Il n'est pas rare également qu'elle s'adresse à la caméra dans des poses lascives, prenant à témoin le spectateur. L'interprétation est, du reste remarquable et si Tanos Thanassoulis subit plus qu'il ne joue, la performance hallucinée des deux actrices est tout bonnement exceptionnelle. 


A mi-chemin entre la fantasmagorie des frères Quay et la magie de Guy Maddin, Singapore Sling s'impose immédiatement comme une oeuvre culte pour les amateurs d'un cinéma (très) différent. A la fois beau et cruel, le film de Nikolaïdis n'est certainement pas à mettre entre toutes les mains. De ce fait, l'interdiction aux moins de 16 ans est très largement justifiée. En effet, le film est souvent ponctué de scènes de lesbianisme, de sadomasochisme, d'inceste ou encore de caresses très intimes, prodiguées avec de la nourriture. 
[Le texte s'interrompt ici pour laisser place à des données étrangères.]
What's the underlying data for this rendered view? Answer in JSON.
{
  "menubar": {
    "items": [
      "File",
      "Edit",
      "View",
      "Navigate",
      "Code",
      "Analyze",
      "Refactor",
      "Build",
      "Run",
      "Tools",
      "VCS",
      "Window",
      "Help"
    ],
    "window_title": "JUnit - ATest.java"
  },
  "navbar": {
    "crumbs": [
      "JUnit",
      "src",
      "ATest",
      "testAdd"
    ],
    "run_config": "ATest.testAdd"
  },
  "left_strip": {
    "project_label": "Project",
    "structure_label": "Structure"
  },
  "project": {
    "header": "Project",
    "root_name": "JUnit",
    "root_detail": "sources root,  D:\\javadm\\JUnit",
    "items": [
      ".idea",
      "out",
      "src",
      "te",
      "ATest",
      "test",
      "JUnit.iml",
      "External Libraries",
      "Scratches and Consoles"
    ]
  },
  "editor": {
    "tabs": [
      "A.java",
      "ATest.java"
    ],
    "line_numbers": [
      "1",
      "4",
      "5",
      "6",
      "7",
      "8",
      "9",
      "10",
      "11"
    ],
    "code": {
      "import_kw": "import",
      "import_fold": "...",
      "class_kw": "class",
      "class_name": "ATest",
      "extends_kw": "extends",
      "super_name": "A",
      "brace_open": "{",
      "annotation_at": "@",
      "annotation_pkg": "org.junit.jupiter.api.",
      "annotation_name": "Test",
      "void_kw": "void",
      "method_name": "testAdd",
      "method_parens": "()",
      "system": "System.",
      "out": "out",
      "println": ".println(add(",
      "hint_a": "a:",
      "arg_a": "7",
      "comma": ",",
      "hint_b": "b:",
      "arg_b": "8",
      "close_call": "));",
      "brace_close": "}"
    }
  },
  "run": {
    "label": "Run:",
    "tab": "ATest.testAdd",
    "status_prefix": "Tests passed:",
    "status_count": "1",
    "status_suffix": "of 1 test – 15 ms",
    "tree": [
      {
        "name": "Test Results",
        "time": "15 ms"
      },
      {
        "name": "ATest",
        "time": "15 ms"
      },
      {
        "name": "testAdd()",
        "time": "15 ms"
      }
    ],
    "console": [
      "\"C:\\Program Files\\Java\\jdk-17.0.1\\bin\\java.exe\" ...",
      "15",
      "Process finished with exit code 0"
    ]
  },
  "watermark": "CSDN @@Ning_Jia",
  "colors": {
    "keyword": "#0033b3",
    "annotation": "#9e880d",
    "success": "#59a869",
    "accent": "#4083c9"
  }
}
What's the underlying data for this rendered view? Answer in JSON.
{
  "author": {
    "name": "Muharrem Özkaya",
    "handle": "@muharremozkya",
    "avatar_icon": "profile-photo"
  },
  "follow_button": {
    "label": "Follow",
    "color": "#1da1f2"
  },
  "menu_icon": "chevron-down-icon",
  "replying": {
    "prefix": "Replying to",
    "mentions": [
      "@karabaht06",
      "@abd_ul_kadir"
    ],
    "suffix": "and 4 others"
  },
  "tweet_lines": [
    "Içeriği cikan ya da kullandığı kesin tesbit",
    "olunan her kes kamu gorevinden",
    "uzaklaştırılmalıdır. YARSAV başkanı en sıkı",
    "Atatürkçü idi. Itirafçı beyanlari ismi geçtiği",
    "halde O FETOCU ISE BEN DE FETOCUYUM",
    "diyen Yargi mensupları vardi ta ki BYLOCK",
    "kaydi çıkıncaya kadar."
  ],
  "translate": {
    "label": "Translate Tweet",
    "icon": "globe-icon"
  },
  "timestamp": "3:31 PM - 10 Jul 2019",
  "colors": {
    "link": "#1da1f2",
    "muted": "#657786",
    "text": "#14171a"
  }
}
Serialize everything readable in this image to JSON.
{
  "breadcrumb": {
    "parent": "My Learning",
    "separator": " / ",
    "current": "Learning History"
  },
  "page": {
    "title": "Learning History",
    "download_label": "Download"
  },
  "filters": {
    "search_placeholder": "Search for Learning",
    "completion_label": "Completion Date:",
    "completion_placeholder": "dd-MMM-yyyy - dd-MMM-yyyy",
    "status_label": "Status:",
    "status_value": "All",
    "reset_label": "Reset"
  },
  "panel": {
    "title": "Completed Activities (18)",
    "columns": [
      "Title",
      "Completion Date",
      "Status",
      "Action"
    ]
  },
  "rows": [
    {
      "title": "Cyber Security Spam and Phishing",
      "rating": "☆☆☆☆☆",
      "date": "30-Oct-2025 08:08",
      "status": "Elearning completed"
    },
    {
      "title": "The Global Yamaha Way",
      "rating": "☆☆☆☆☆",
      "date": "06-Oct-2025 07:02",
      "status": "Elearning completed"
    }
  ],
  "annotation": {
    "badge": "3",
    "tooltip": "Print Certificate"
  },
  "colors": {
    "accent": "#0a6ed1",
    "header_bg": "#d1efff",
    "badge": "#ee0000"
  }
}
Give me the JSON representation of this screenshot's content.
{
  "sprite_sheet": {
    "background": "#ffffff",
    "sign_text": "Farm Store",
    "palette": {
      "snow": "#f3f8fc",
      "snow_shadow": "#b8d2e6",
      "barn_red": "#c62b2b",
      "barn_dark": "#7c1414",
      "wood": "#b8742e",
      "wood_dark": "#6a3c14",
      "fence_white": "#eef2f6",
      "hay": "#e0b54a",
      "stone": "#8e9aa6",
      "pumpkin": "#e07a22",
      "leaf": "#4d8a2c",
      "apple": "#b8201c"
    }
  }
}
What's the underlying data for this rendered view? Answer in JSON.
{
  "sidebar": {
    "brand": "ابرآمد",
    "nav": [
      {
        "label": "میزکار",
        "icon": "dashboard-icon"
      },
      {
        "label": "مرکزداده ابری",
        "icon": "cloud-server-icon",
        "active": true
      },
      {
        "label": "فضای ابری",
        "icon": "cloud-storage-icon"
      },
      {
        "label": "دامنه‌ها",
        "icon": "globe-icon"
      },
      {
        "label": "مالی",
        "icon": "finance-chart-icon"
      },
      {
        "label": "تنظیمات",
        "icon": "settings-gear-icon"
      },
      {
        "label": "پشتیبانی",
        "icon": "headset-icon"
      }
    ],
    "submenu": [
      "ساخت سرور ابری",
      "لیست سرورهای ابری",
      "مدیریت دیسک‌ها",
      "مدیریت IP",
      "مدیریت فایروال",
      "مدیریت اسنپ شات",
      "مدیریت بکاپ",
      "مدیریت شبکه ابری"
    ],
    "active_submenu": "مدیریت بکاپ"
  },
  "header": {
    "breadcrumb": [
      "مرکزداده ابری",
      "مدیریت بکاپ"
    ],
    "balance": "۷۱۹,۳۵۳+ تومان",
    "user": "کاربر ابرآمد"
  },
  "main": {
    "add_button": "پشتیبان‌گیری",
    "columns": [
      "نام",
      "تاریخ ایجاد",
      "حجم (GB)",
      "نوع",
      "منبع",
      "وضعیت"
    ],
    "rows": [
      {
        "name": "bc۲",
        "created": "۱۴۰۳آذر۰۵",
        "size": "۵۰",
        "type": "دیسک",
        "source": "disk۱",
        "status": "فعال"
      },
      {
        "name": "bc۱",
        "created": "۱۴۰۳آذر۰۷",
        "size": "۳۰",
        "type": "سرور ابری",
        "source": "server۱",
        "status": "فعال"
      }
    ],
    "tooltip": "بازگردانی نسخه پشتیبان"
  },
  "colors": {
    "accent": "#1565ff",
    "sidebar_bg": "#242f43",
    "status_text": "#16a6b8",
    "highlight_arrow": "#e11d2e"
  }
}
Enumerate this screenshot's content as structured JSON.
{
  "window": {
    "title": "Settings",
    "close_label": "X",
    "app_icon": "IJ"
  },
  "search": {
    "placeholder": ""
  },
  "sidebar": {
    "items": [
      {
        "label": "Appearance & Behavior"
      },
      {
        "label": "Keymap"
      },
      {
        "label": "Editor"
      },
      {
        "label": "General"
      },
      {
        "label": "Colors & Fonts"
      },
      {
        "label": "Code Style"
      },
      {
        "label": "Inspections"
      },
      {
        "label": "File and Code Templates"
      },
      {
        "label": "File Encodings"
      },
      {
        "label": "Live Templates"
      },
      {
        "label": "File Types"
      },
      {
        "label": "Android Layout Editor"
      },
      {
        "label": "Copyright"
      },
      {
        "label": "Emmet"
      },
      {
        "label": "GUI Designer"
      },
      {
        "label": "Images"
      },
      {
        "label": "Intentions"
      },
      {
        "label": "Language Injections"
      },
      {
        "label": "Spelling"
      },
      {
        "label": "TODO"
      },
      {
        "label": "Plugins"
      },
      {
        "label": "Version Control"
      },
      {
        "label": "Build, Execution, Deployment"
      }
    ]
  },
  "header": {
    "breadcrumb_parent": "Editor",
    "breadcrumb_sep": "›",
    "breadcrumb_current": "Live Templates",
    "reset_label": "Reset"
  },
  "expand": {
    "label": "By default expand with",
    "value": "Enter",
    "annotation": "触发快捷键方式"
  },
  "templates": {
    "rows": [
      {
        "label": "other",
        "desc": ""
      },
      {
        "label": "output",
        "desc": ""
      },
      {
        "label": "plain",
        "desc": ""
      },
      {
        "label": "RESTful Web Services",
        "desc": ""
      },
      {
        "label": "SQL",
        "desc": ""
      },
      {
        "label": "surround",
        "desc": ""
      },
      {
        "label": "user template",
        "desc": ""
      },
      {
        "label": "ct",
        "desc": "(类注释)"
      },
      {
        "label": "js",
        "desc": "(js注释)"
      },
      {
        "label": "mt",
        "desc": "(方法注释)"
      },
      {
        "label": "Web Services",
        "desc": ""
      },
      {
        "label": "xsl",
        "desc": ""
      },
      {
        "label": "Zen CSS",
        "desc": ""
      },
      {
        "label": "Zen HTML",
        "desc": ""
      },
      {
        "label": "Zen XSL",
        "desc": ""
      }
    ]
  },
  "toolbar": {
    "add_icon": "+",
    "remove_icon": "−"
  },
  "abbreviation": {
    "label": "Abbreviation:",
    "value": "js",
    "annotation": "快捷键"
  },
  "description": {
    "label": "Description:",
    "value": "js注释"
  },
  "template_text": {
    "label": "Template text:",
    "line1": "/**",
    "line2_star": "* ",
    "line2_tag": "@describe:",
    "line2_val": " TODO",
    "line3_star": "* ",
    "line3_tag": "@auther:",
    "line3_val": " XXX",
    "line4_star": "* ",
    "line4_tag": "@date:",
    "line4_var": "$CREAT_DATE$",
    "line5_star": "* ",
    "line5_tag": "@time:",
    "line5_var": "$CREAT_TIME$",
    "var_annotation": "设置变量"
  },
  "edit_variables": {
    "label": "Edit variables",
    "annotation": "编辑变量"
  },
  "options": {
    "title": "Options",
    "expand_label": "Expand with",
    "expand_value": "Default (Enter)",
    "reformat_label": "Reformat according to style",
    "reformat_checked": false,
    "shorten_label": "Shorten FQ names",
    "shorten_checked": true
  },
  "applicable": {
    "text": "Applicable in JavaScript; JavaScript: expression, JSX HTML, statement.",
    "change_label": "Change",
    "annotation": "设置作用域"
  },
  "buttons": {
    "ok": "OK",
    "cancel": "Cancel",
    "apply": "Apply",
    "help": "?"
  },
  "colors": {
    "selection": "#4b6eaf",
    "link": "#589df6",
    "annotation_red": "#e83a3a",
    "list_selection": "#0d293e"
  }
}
Flirtant allègrement avec le surréalisme, d'une poésie aussi crue qu'elle est raffinée, Singapore Sling ressemble à un rêve macabre où le réel et l'imaginaire s'entremêleraient magnifiquement; un délicieux cauchemar où les plaisirs charnels sont amenés à leur paroxysme pour réduire les personnages à l'état d'esclaves jusqu'à un point de non retour.
Il est évident que ce film risque de choquer les âmes prudes mais pour les autres, préparez vous à un très grand moment de cinéma. Singapore Sling va vous scotcher, vous heurter, vous révolter peut-être, mais il va vous emporter dans un tourbillon de sensualité que vous ne serez pas prêt d'oublier. Bref, en un seul mot: MAGISTRAL.